The chai was a feast-day risk, a dangerous splurge in a Lenten season that, per the modified Orthodox tradition my husband Ben and I borrow, empties a penitent of sugar, caffeine, and all manner of fats. Over the past couple of years, I’ve come to see the vegan fast as a cleansing ritual whose “backwards sacrament” allows the invisible graces of tempered digestion to effect the outward signs of a slower pace, a more tender spirit.
Put more simply, I’m a functioning hypoglycemic operating on limited reserves, and if I don’t want to lose my mind—literally—I have to live more carefully and calmly.
But today is Sunday and I couldn’t contain myself when I stepped up to the bar. The last time I stood at this register, I was “ma’am”-ed by a kohl-eyed twenty-one-year-old, and I will admit that this mortification may have fed the feeling that a plain, sensible chamomile tea would be an un-cool selection. My mental check of the budget revealed only a clean first-of-the-month slate, but I was sane enough to know that anything over four dollars—and espresso in any form—was out of the question.
So I ordered the fateful chai. And in fine feast day form, I drank the entire ten-ounce cup like a shot.
It was delicious: a steamy, foamy, whole-milk tea so heavily sugared that gritty crystals caught in my teeth. The hot flashes were instantaneous, but the delirium was a bit delayed. It took about five minutes for me to feel certifiably crazy.
Sitting here at the coffee shop’s front window, watching the hipster brunch crowd and the Ethiopian Palm Sunday families stroll the sidewalk, I think about Jesus’ parable comparing a man freed of an evil spirit to an empty, unguarded house. Without an indwelling of love, the man is doubly vulnerable to the demon’s return:
When the unclean spirit has gone out of a person, it passes through waterless places seeking rest, but finds none. Then it says, 'I will return to my house from which I came.' And when it comes, it finds the house empty, swept, and put in order. Then it goes and brings with it seven other spirits more evil than itself, and they enter and dwell there, and the last state of that person is worse than the first.... (Matthew 12:43-45, English Standard Version)
Certainly, chai tea is not evil incarnate.
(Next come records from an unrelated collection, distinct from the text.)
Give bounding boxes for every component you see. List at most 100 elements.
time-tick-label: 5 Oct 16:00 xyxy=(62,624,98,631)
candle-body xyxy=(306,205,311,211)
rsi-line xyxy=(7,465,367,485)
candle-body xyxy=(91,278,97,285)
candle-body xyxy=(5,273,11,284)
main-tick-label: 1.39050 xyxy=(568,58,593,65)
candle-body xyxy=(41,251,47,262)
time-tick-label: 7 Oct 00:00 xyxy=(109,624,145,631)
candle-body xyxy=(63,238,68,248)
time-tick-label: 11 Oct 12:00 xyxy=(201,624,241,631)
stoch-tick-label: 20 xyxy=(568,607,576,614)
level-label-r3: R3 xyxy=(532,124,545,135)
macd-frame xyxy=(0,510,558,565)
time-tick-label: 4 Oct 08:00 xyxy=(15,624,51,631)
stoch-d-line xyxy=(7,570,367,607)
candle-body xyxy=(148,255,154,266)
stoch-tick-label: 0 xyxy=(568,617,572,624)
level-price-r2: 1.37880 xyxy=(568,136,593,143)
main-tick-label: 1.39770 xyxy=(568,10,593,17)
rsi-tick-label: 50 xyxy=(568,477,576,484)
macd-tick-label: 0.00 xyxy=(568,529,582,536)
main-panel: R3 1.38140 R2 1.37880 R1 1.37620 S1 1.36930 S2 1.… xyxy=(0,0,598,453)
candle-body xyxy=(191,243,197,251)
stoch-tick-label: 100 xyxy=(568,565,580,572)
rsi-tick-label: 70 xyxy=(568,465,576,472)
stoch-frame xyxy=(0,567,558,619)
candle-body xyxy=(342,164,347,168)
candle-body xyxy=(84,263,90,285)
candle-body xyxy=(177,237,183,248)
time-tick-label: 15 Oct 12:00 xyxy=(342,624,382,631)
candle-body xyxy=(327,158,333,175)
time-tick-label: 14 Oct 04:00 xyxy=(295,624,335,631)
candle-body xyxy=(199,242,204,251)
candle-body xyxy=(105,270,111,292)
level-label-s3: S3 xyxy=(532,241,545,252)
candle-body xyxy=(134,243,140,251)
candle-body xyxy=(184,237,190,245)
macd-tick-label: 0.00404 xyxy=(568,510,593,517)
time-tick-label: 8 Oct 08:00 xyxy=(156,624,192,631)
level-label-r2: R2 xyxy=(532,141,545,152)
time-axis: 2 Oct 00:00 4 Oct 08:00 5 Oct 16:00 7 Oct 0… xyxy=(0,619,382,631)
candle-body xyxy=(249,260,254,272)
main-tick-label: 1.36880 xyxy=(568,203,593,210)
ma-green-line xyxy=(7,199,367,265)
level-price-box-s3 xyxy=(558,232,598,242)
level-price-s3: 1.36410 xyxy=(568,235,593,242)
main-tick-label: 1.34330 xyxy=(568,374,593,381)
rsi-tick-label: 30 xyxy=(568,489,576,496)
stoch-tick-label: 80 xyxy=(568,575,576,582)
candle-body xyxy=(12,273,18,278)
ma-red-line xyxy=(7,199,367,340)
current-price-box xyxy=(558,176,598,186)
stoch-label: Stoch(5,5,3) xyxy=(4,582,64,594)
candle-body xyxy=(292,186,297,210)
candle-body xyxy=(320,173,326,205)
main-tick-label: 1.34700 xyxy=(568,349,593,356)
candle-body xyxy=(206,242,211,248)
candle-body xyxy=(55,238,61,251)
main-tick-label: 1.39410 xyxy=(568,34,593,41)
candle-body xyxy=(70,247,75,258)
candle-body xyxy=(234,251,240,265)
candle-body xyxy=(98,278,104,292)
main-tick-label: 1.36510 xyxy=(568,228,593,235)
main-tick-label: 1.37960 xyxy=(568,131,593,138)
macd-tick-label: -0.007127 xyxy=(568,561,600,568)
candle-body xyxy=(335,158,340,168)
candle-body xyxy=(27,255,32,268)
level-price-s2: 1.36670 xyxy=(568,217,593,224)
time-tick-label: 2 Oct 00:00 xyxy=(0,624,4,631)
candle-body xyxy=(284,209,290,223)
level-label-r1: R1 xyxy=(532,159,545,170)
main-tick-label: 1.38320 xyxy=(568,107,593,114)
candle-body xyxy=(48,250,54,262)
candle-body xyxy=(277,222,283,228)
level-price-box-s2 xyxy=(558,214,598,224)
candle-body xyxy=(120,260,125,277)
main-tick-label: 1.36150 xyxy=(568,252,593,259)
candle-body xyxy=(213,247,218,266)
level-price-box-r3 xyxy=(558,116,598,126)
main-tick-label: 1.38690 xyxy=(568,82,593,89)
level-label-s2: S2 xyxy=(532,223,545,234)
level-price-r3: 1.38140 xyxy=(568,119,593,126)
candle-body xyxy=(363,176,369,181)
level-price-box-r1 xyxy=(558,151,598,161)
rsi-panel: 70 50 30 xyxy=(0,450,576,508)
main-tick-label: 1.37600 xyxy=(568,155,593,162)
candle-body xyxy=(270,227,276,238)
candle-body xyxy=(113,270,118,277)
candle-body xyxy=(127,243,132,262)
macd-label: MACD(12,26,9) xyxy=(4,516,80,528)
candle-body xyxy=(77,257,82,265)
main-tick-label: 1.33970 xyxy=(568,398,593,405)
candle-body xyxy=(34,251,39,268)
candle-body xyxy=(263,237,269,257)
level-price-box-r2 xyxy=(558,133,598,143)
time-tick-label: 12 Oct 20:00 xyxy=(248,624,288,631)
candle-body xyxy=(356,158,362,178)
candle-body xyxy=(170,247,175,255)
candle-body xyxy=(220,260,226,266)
But a bout of feast day mania is a good reminder that plain-faced legalism, no matter how pure its intentions, can never intuit the difference between learning, which kneads and strengthens the soul, and superstition, which enfeebles it.
A week out from Easter—only a few days from the year’s most joyous feast and, in its wake, the green tide of Ordinary time—it’s a good lesson to learn.